Founded by H.A. Richardson in 1908, the store was sold to longtime employee Paul Wagner in 1973. His sons, Jim, John and Tom Wagner (at right, from left), took over in the late 1980s and continue to run the business together today. “It’s been very congenial,” said John Wagner of working with his brothers. “We have a very good relationship.”
The store caters to big and tall men, with much of its footwear mix devoted to large sizes and a variety of widths. Richardson’s boasts 14,000 square feet, with about 9,000 square feet of selling space. And though footwear only makes up about 20 percent of the store’s inventory, the department occupies about 2,500 square feet.
THE RIGHT MIX
Wagner relies on tried-and-trusted footwear brands such as Red Wing, Hush Puppies, Dunham and New Balance — always staying true to the mission to provide sizes and widths that are more difficult to find. “When it comes to shoes, we keep with the staples we’ve had in the past,” said Wagner.

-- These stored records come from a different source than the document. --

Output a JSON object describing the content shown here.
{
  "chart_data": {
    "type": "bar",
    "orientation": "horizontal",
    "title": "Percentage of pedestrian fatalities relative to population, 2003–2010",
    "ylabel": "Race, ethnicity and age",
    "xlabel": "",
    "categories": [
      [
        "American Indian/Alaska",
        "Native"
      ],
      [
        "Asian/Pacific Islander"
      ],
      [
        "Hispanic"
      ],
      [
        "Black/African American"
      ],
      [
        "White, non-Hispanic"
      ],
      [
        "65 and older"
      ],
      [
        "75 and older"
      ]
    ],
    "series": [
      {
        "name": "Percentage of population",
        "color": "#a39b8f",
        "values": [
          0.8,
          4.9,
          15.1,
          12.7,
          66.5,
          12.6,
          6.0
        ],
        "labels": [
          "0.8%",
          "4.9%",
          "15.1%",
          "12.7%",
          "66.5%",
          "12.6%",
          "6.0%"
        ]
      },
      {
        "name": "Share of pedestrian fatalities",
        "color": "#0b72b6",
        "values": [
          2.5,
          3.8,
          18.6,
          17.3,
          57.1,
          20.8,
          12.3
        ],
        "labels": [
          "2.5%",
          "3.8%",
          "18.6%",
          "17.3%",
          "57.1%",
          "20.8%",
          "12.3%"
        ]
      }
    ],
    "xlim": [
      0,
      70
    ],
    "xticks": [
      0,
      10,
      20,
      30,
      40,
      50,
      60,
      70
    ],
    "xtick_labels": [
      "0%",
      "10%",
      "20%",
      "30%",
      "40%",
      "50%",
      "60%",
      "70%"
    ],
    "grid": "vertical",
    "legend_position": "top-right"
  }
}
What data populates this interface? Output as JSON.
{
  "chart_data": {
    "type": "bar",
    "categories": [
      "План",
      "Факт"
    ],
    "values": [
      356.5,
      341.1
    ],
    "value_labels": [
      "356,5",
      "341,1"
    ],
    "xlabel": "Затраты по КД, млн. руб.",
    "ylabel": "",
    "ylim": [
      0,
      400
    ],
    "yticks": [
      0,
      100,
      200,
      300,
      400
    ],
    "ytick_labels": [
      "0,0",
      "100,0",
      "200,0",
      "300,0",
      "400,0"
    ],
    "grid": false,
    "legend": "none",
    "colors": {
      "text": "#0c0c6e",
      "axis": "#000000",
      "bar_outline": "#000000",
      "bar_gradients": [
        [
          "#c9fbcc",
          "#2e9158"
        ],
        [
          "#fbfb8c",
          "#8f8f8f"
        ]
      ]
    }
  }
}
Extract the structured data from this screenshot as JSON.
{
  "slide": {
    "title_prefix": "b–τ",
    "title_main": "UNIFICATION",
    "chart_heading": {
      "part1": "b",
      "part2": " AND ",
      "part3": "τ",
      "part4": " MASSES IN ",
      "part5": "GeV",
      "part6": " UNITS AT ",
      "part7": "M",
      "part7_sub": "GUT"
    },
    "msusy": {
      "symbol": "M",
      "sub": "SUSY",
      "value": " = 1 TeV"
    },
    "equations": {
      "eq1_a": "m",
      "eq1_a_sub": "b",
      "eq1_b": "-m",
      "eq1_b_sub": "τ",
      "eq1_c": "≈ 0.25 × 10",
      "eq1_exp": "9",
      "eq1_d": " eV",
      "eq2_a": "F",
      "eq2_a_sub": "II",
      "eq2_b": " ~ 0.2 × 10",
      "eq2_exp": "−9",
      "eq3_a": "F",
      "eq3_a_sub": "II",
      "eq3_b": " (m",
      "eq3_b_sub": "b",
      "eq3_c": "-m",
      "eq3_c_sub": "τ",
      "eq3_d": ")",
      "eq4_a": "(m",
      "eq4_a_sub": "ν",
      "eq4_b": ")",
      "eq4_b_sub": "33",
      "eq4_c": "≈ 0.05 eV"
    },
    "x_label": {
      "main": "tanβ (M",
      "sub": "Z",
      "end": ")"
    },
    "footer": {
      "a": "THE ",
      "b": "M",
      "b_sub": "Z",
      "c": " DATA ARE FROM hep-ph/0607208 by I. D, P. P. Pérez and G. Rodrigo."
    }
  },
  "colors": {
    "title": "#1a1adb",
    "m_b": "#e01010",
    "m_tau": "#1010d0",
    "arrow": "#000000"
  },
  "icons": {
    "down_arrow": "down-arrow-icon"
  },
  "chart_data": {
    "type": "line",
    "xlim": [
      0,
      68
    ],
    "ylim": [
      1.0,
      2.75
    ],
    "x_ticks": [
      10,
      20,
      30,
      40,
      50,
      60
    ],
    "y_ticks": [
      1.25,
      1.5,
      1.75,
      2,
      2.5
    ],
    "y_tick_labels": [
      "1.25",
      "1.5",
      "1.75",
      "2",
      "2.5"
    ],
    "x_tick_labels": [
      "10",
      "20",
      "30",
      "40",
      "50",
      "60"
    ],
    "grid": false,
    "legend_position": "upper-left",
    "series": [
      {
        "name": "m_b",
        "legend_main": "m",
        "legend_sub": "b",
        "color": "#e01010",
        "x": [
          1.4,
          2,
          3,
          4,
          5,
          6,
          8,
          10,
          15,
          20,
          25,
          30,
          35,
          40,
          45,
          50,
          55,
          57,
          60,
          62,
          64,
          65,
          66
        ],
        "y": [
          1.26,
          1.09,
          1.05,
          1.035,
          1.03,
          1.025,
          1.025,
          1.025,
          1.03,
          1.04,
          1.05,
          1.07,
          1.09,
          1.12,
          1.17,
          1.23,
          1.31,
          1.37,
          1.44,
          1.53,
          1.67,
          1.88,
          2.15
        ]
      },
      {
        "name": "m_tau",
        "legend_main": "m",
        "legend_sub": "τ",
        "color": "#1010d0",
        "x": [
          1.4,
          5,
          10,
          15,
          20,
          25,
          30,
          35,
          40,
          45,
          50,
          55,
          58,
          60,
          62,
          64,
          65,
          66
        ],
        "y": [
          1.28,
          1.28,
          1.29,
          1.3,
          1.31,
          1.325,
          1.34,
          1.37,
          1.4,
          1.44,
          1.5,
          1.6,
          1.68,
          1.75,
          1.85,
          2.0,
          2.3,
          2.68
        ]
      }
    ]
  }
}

“We’re pretty happy with the mix we have now.” In fact, his best seller, Florsheim, has been carried by the store for all of its 100 years.
With a balance of casual, dress and work shoes, Richardson’s price points range from $80 to $120. Wagner and his brother, Tom, do the footwear buying at the Chicago Collective and at Magic in Las Vegas. Much of the rest of the store is devoted to bigand- tall apparel, under the moniker Paul Wagner Big and Tall Men. The store also features accessories and fragrances.
All five employees, in addition to the three owners, average 35 years of retail sales experience, and everyone works in each department on the selling floor. “We’re hands on,” Wagner said. “We feel that when you work with a customer, you stay with that customer all the way through [their visit].”
Because Richardson’s offers in-demand sizes, they often send merchandise to customers who call looking for a specific item. And those shopping for apparel can take advantage of onsite tailoring.
Richardson’s advertises primarily on cable television, though the owners also tap into a large customer database, which they use to send out directmail pieces, alerting customers of sales. Over the last five years, Wagner said, the sales model has not changed much. The store runs a clearance twice a year, with other smaller sales on specific categories, such as shoes, happening more frequently.
In the spring, the shop set up a permanent sale section in the shoe department for the first time. Now, discontinued shoes and leftover merchandise are marked down 20 percent to 40 percent.
In its 100 years, Richardson’s has changed locations three times, moving into its current space, a former Safeway grocery store, in 1978. Since then, the store has been renovated three times. The first time, the Wagners downsized the shop and stopped offering women’s clothing. Most recently, they moved the shoe department from the back of the store to the front and added new carpeting and fixtures.
The economy weighs heavy on Wagner’s mind these days.
The housing crunch has hit California hard and affected some sales. “The work shoe business hasn’t been as good as it’s been in the past,” said Wagner. “It’s been tough with the building industry [struggling].” In addition, the budget crisis in California has led to a decrease in spending, he said, as many people in the region work for state government.
The No. 1 challenge for business, though, is the increasing price of advertising, Wagner said. Rising costs prevent him from placing print ads in newspapers. “It has become harder to get the word out,” he said.
Still, Wagner anticipates increased sales down the line. Some of Richardson’s direct competition — mostly big-and-tall shops — have recently gone out of business, which could mean more customers for the store.
But right now, it is putting growth on hold. “We’re not looking for expansion of any sort,” said Wagner. “As with most businesses like ours, we’re in survival mode. You get through from year to year and are happy to be here.”
Florsheim presented the Wagner brothers with an award in July, acknowledging what a rarity it is to have a partnership that has lasted for a century.
Don Roberts, VP of sales for Red Wing Shoes, agreed. “Paul Wagner was part of the Red Wing shoe store business since the 1950s, and his store has been the epitome of high quality and customer service,” he said. “Richardson’s has helped us build our reputation as a brand on the West Coast.”
THE ROSEVILLE SCENE
Neighborhood vibe: Located 20 miles outside Sacramento, Calif., Roseville has become more of a shopping destination due to the rising popularity of the Galleria mall, which is undergoing a $250 million expansion. Customer base: Men between the ages of 45 and 65 from the Sacramento Valley and as far south as Modesto, Calif., shop the store.
Competition: Richardson’s competes with other nearby men’s apparel shops that also sell footwear, such as Men’s Wearhouse, Casual Male XL, Patrick James and major department stores.